Cable & Wireless Communications shocked investors yesterday by warning it expected a further downturn in earnings from its Caribbean arm.
With economic conditions impacting on usage in the 13 countries making up the region, CWC said underlying earnings were likely to slide further from the $229m (£142m) recorded in the year to March, which itself represented a 15 per cent fall.
Call revenues in the region fell by 9 per cent, with both lower usage and higher numbers of people leaving, especially in Jamaica, where the country's poor economic situation is adding to the problems.

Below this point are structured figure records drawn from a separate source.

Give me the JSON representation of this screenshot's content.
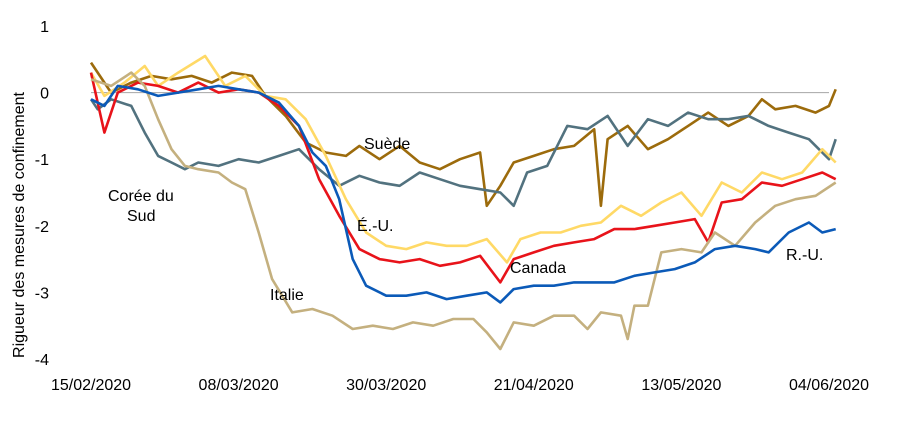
{
  "chart_data": {
    "type": "line",
    "ylabel": "Rigueur des mesures de confinement",
    "xlabel": "",
    "ylim": [
      -4,
      1
    ],
    "yticks": [
      1,
      0,
      -1,
      -2,
      -3,
      -4
    ],
    "x_dates": [
      "15/02/2020",
      "08/03/2020",
      "30/03/2020",
      "21/04/2020",
      "13/05/2020",
      "04/06/2020"
    ],
    "legend": "inline labels",
    "series": [
      {
        "name": "Suède",
        "color": "#9c6b0c",
        "points": [
          [
            "15/02/2020",
            0.45
          ],
          [
            "18/02/2020",
            0.0
          ],
          [
            "21/02/2020",
            0.15
          ],
          [
            "24/02/2020",
            0.25
          ],
          [
            "27/02/2020",
            0.2
          ],
          [
            "01/03/2020",
            0.25
          ],
          [
            "04/03/2020",
            0.15
          ],
          [
            "07/03/2020",
            0.3
          ],
          [
            "10/03/2020",
            0.25
          ],
          [
            "12/03/2020",
            -0.05
          ],
          [
            "15/03/2020",
            -0.35
          ],
          [
            "18/03/2020",
            -0.75
          ],
          [
            "21/03/2020",
            -0.9
          ],
          [
            "24/03/2020",
            -0.95
          ],
          [
            "26/03/2020",
            -0.8
          ],
          [
            "29/03/2020",
            -1.0
          ],
          [
            "01/04/2020",
            -0.8
          ],
          [
            "04/04/2020",
            -1.05
          ],
          [
            "07/04/2020",
            -1.15
          ],
          [
            "10/04/2020",
            -1.0
          ],
          [
            "13/04/2020",
            -0.9
          ],
          [
            "14/04/2020",
            -1.7
          ],
          [
            "16/04/2020",
            -1.4
          ],
          [
            "18/04/2020",
            -1.05
          ],
          [
            "21/04/2020",
            -0.95
          ],
          [
            "24/04/2020",
            -0.85
          ],
          [
            "27/04/2020",
            -0.8
          ],
          [
            "30/04/2020",
            -0.55
          ],
          [
            "01/05/2020",
            -1.7
          ],
          [
            "02/05/2020",
            -0.7
          ],
          [
            "05/05/2020",
            -0.5
          ],
          [
            "08/05/2020",
            -0.85
          ],
          [
            "11/05/2020",
            -0.7
          ],
          [
            "14/05/2020",
            -0.5
          ],
          [
            "17/05/2020",
            -0.3
          ],
          [
            "20/05/2020",
            -0.5
          ],
          [
            "23/05/2020",
            -0.35
          ],
          [
            "25/05/2020",
            -0.1
          ],
          [
            "27/05/2020",
            -0.25
          ],
          [
            "30/05/2020",
            -0.2
          ],
          [
            "02/06/2020",
            -0.3
          ],
          [
            "04/06/2020",
            -0.2
          ],
          [
            "05/06/2020",
            0.05
          ]
        ]
      },
      {
        "name": "Corée du Sud",
        "color": "#52727f",
        "points": [
          [
            "15/02/2020",
            -0.1
          ],
          [
            "16/02/2020",
            -0.25
          ],
          [
            "18/02/2020",
            -0.1
          ],
          [
            "21/02/2020",
            -0.2
          ],
          [
            "23/02/2020",
            -0.6
          ],
          [
            "25/02/2020",
            -0.95
          ],
          [
            "27/02/2020",
            -1.05
          ],
          [
            "29/02/2020",
            -1.15
          ],
          [
            "02/03/2020",
            -1.05
          ],
          [
            "05/03/2020",
            -1.1
          ],
          [
            "08/03/2020",
            -1.0
          ],
          [
            "11/03/2020",
            -1.05
          ],
          [
            "14/03/2020",
            -0.95
          ],
          [
            "17/03/2020",
            -0.85
          ],
          [
            "20/03/2020",
            -1.15
          ],
          [
            "23/03/2020",
            -1.4
          ],
          [
            "26/03/2020",
            -1.25
          ],
          [
            "29/03/2020",
            -1.35
          ],
          [
            "01/04/2020",
            -1.4
          ],
          [
            "04/04/2020",
            -1.2
          ],
          [
            "07/04/2020",
            -1.3
          ],
          [
            "10/04/2020",
            -1.4
          ],
          [
            "13/04/2020",
            -1.45
          ],
          [
            "16/04/2020",
            -1.5
          ],
          [
            "18/04/2020",
            -1.7
          ],
          [
            "20/04/2020",
            -1.2
          ],
          [
            "23/04/2020",
            -1.1
          ],
          [
            "26/04/2020",
            -0.5
          ],
          [
            "29/04/2020",
            -0.55
          ],
          [
            "02/05/2020",
            -0.35
          ],
          [
            "05/05/2020",
            -0.8
          ],
          [
            "08/05/2020",
            -0.4
          ],
          [
            "11/05/2020",
            -0.5
          ],
          [
            "14/05/2020",
            -0.3
          ],
          [
            "17/05/2020",
            -0.4
          ],
          [
            "20/05/2020",
            -0.4
          ],
          [
            "23/05/2020",
            -0.35
          ],
          [
            "26/05/2020",
            -0.5
          ],
          [
            "29/05/2020",
            -0.6
          ],
          [
            "01/06/2020",
            -0.7
          ],
          [
            "04/06/2020",
            -1.0
          ],
          [
            "05/06/2020",
            -0.7
          ]
        ]
      },
      {
        "name": "É.-U.",
        "color": "#ffd966",
        "points": [
          [
            "15/02/2020",
            0.3
          ],
          [
            "17/02/2020",
            -0.05
          ],
          [
            "20/02/2020",
            0.15
          ],
          [
            "23/02/2020",
            0.4
          ],
          [
            "25/02/2020",
            0.1
          ],
          [
            "28/02/2020",
            0.3
          ],
          [
            "03/03/2020",
            0.55
          ],
          [
            "06/03/2020",
            0.1
          ],
          [
            "09/03/2020",
            0.25
          ],
          [
            "12/03/2020",
            -0.05
          ],
          [
            "15/03/2020",
            -0.1
          ],
          [
            "18/03/2020",
            -0.4
          ],
          [
            "21/03/2020",
            -0.95
          ],
          [
            "24/03/2020",
            -1.6
          ],
          [
            "27/03/2020",
            -2.1
          ],
          [
            "30/03/2020",
            -2.3
          ],
          [
            "02/04/2020",
            -2.35
          ],
          [
            "05/04/2020",
            -2.25
          ],
          [
            "08/04/2020",
            -2.3
          ],
          [
            "11/04/2020",
            -2.3
          ],
          [
            "14/04/2020",
            -2.2
          ],
          [
            "17/04/2020",
            -2.55
          ],
          [
            "19/04/2020",
            -2.2
          ],
          [
            "22/04/2020",
            -2.1
          ],
          [
            "25/04/2020",
            -2.1
          ],
          [
            "28/04/2020",
            -2.0
          ],
          [
            "01/05/2020",
            -1.95
          ],
          [
            "04/05/2020",
            -1.7
          ],
          [
            "07/05/2020",
            -1.85
          ],
          [
            "10/05/2020",
            -1.65
          ],
          [
            "13/05/2020",
            -1.5
          ],
          [
            "16/05/2020",
            -1.85
          ],
          [
            "19/05/2020",
            -1.35
          ],
          [
            "22/05/2020",
            -1.5
          ],
          [
            "25/05/2020",
            -1.2
          ],
          [
            "28/05/2020",
            -1.3
          ],
          [
            "31/05/2020",
            -1.2
          ],
          [
            "03/06/2020",
            -0.85
          ],
          [
            "05/06/2020",
            -1.05
          ]
        ]
      },
      {
        "name": "Canada",
        "color": "#e8131a",
        "points": [
          [
            "15/02/2020",
            0.3
          ],
          [
            "17/02/2020",
            -0.6
          ],
          [
            "19/02/2020",
            0.0
          ],
          [
            "22/02/2020",
            0.15
          ],
          [
            "25/02/2020",
            0.1
          ],
          [
            "28/02/2020",
            0.0
          ],
          [
            "02/03/2020",
            0.15
          ],
          [
            "05/03/2020",
            0.0
          ],
          [
            "08/03/2020",
            0.05
          ],
          [
            "11/03/2020",
            0.0
          ],
          [
            "14/03/2020",
            -0.2
          ],
          [
            "17/03/2020",
            -0.5
          ],
          [
            "20/03/2020",
            -1.3
          ],
          [
            "23/03/2020",
            -1.85
          ],
          [
            "26/03/2020",
            -2.35
          ],
          [
            "29/03/2020",
            -2.5
          ],
          [
            "01/04/2020",
            -2.55
          ],
          [
            "04/04/2020",
            -2.5
          ],
          [
            "07/04/2020",
            -2.6
          ],
          [
            "10/04/2020",
            -2.55
          ],
          [
            "13/04/2020",
            -2.45
          ],
          [
            "16/04/2020",
            -2.85
          ],
          [
            "18/04/2020",
            -2.5
          ],
          [
            "21/04/2020",
            -2.4
          ],
          [
            "24/04/2020",
            -2.3
          ],
          [
            "27/04/2020",
            -2.25
          ],
          [
            "30/04/2020",
            -2.2
          ],
          [
            "03/05/2020",
            -2.05
          ],
          [
            "06/05/2020",
            -2.05
          ],
          [
            "09/05/2020",
            -2.0
          ],
          [
            "12/05/2020",
            -1.95
          ],
          [
            "15/05/2020",
            -1.9
          ],
          [
            "17/05/2020",
            -2.25
          ],
          [
            "19/05/2020",
            -1.65
          ],
          [
            "22/05/2020",
            -1.6
          ],
          [
            "25/05/2020",
            -1.35
          ],
          [
            "28/05/2020",
            -1.4
          ],
          [
            "31/05/2020",
            -1.3
          ],
          [
            "03/06/2020",
            -1.2
          ],
          [
            "05/06/2020",
            -1.3
          ]
        ]
      },
      {
        "name": "Italie",
        "color": "#c4b07f",
        "points": [
          [
            "15/02/2020",
            0.2
          ],
          [
            "18/02/2020",
            0.1
          ],
          [
            "21/02/2020",
            0.3
          ],
          [
            "23/02/2020",
            0.1
          ],
          [
            "25/02/2020",
            -0.4
          ],
          [
            "27/02/2020",
            -0.85
          ],
          [
            "29/02/2020",
            -1.1
          ],
          [
            "02/03/2020",
            -1.15
          ],
          [
            "05/03/2020",
            -1.2
          ],
          [
            "07/03/2020",
            -1.35
          ],
          [
            "09/03/2020",
            -1.45
          ],
          [
            "11/03/2020",
            -2.1
          ],
          [
            "13/03/2020",
            -2.8
          ],
          [
            "16/03/2020",
            -3.3
          ],
          [
            "19/03/2020",
            -3.25
          ],
          [
            "22/03/2020",
            -3.35
          ],
          [
            "25/03/2020",
            -3.55
          ],
          [
            "28/03/2020",
            -3.5
          ],
          [
            "31/03/2020",
            -3.55
          ],
          [
            "03/04/2020",
            -3.45
          ],
          [
            "06/04/2020",
            -3.5
          ],
          [
            "09/04/2020",
            -3.4
          ],
          [
            "12/04/2020",
            -3.4
          ],
          [
            "14/04/2020",
            -3.6
          ],
          [
            "16/04/2020",
            -3.85
          ],
          [
            "18/04/2020",
            -3.45
          ],
          [
            "21/04/2020",
            -3.5
          ],
          [
            "24/04/2020",
            -3.35
          ],
          [
            "27/04/2020",
            -3.35
          ],
          [
            "29/04/2020",
            -3.55
          ],
          [
            "01/05/2020",
            -3.3
          ],
          [
            "04/05/2020",
            -3.35
          ],
          [
            "05/05/2020",
            -3.7
          ],
          [
            "06/05/2020",
            -3.2
          ],
          [
            "08/05/2020",
            -3.2
          ],
          [
            "10/05/2020",
            -2.4
          ],
          [
            "13/05/2020",
            -2.35
          ],
          [
            "16/05/2020",
            -2.4
          ],
          [
            "18/05/2020",
            -2.1
          ],
          [
            "21/05/2020",
            -2.3
          ],
          [
            "24/05/2020",
            -1.95
          ],
          [
            "27/05/2020",
            -1.7
          ],
          [
            "30/05/2020",
            -1.6
          ],
          [
            "02/06/2020",
            -1.55
          ],
          [
            "05/06/2020",
            -1.35
          ]
        ]
      },
      {
        "name": "R.-U.",
        "color": "#0b5ab8",
        "points": [
          [
            "15/02/2020",
            -0.1
          ],
          [
            "17/02/2020",
            -0.2
          ],
          [
            "19/02/2020",
            0.1
          ],
          [
            "22/02/2020",
            0.05
          ],
          [
            "25/02/2020",
            -0.05
          ],
          [
            "28/02/2020",
            0.0
          ],
          [
            "02/03/2020",
            0.05
          ],
          [
            "05/03/2020",
            0.1
          ],
          [
            "08/03/2020",
            0.05
          ],
          [
            "11/03/2020",
            0.0
          ],
          [
            "14/03/2020",
            -0.15
          ],
          [
            "17/03/2020",
            -0.5
          ],
          [
            "19/03/2020",
            -0.9
          ],
          [
            "21/03/2020",
            -1.1
          ],
          [
            "23/03/2020",
            -1.6
          ],
          [
            "25/03/2020",
            -2.5
          ],
          [
            "27/03/2020",
            -2.9
          ],
          [
            "30/03/2020",
            -3.05
          ],
          [
            "02/04/2020",
            -3.05
          ],
          [
            "05/04/2020",
            -3.0
          ],
          [
            "08/04/2020",
            -3.1
          ],
          [
            "11/04/2020",
            -3.05
          ],
          [
            "14/04/2020",
            -3.0
          ],
          [
            "16/04/2020",
            -3.15
          ],
          [
            "18/04/2020",
            -2.95
          ],
          [
            "21/04/2020",
            -2.9
          ],
          [
            "24/04/2020",
            -2.9
          ],
          [
            "27/04/2020",
            -2.85
          ],
          [
            "30/04/2020",
            -2.85
          ],
          [
            "03/05/2020",
            -2.85
          ],
          [
            "06/05/2020",
            -2.75
          ],
          [
            "09/05/2020",
            -2.7
          ],
          [
            "12/05/2020",
            -2.65
          ],
          [
            "15/05/2020",
            -2.55
          ],
          [
            "18/05/2020",
            -2.35
          ],
          [
            "21/05/2020",
            -2.3
          ],
          [
            "24/05/2020",
            -2.35
          ],
          [
            "26/05/2020",
            -2.4
          ],
          [
            "29/05/2020",
            -2.1
          ],
          [
            "01/06/2020",
            -1.95
          ],
          [
            "03/06/2020",
            -2.1
          ],
          [
            "05/06/2020",
            -2.05
          ]
        ]
      }
    ],
    "annotations": [
      {
        "text": "Suède",
        "series": "Suède"
      },
      {
        "text": "Corée du",
        "series": "Corée du Sud"
      },
      {
        "text": "Sud",
        "series": "Corée du Sud"
      },
      {
        "text": "É.-U.",
        "series": "É.-U."
      },
      {
        "text": "Canada",
        "series": "Canada"
      },
      {
        "text": "Italie",
        "series": "Italie"
      },
      {
        "text": "R.-U.",
        "series": "R.-U."
      }
    ]
  }
}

CWC now expects its underlying earnings from the Caribbean in 2011-12 to be in the range of $180m to $210m, down by a third in two years at the bottom of the range.
The warning sent shares in the group, formed following a demerger from its corporate telecoms arm last year, down 12 per cent to 42.4p, their lowest level since the split.
Tony Rice, chief executive of CWC, said the Caribbean has been more difficult than ex- pected since the demerger and it continues to face weak economies in the region.
Profits overall rose by 21 per cent to $462m last year, but on an underlying basis the performance was flat as revenues from the Caribbean business fell 3 per cent to $850m.
A better performance elsewhere partially offset this, with Macau doing well as smartphone usage takes off. Its operations in Panama, Monaco and the Maldives also progressed.